Children’s magazine Highlights is moving to mobile
You probably remember flipping through Highlights magazine as a child, perhaps while in the waiting room of your doctor’s office. But now, this longest-running children’s magazine of 69 years is attempting to make an impact on mobile.
Above: Highlights magazine on tablet
This would not be the first time Highlights has tried to make an app work. The company previously introduced several games on the App Store, starting in 2010, but never became established as a well-known mobile brand. If anything, the partnership with Fingerprint is an attempt to change that.
It’s not surprising that today’s kids may not know about Highlights. These days, they’re spending less time reading magazines, and instead spending much of their time playing games on tablet computers, streaming Netflix, or engrossing themselves in virtual worlds like Minecraft. The idea that they’d somehow be interested in a paper magazine filled with hidden picture puzzles and stories feels kind of quaint.
But Highlights has hung on for this long – its print magazines today still have over two million subscribers, the company claims. That makes its footprint bigger than mags like Rolling Stone or Vanity Fair, for example.
To date, Highlights says it’s shipped more than a billion magazines and developed hundreds of thousands of activities aimed at keeping kids entertained. But Highlights claims it’s not just “slapping its pages onto mobile” with the launch of its first mobile app, due out in the fourth quarter of this year. Instead, it’s reimagining how it can make its activities work on mobile devices. Video will be a big part of the Highlights mobile experience, too, it says.

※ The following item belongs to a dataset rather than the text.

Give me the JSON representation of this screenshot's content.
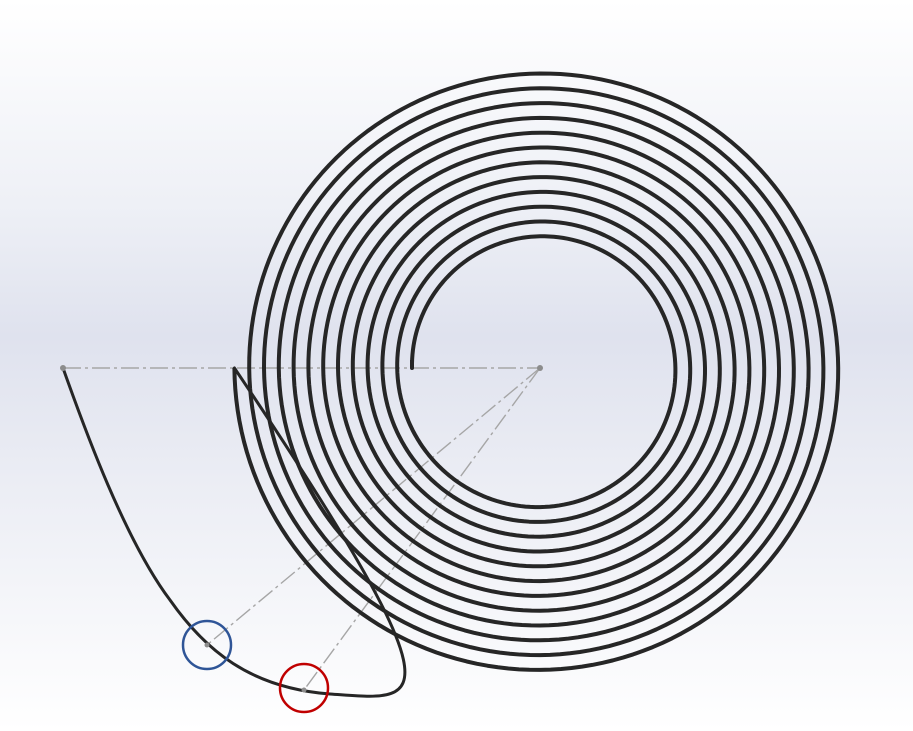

The two companies, Highlights and Fingerprint, have been working together to develop a suite of free, paid and subscription-based apps and games that will launch over the next year, and complement the print magazines.
One subscription product will offer kids a daily activity. There will also be a new “Hidden Pictures” experience, along with daily content like stories, jokes, puzzles, quizzes and videos. Highlights will tap into its back catalog in some cases to flesh out the apps’ content. Kids will be able to create their own content, too, submitting stories, art and ideas via the app just as they did with the print magazines.
Following the launch of at least three mobile apps, Highlights and Fingerprint will also be teaming up on an integrated print-digital experience, the companies said. The two plan on working together over the course of at least four years, as the products roll out. In 2016, they will launch the digital version of the magazine, with interactive features, video and a “personalised” experience that adapts to how children engage with the product.
Fingerprint, which is led by former Leapfrog exec Nancy MacIntyre, got its start producing its own kids “edu-tainment” apps. But in the years since its 2010 founding, the company has also expanded to power networks for third parties, including Samsung (KidsTime), Sylvan Learning (SylvanPlay), Astro (AstroPlay) and Cricket Media.
But teaming up with Highlights is a big win for the startup, which is today backed by US$20m in funding from investors that include Corus Entertainment, DreamWorks, Reed Elsevier Ventures and others. Fingerprint, which was valued at $52m as of last June, describes the Highlights as “a very important marriage,” noting that 8 out its 30 employees have been dedicated to the effort.
In addition, the company says that not only is the deal notable because of its size, but also because Highlights will be the one of the first to use Fingerprint’s new proprietary development platform called Nirvana.
Fingerprint is currently raising a Series C round of funding.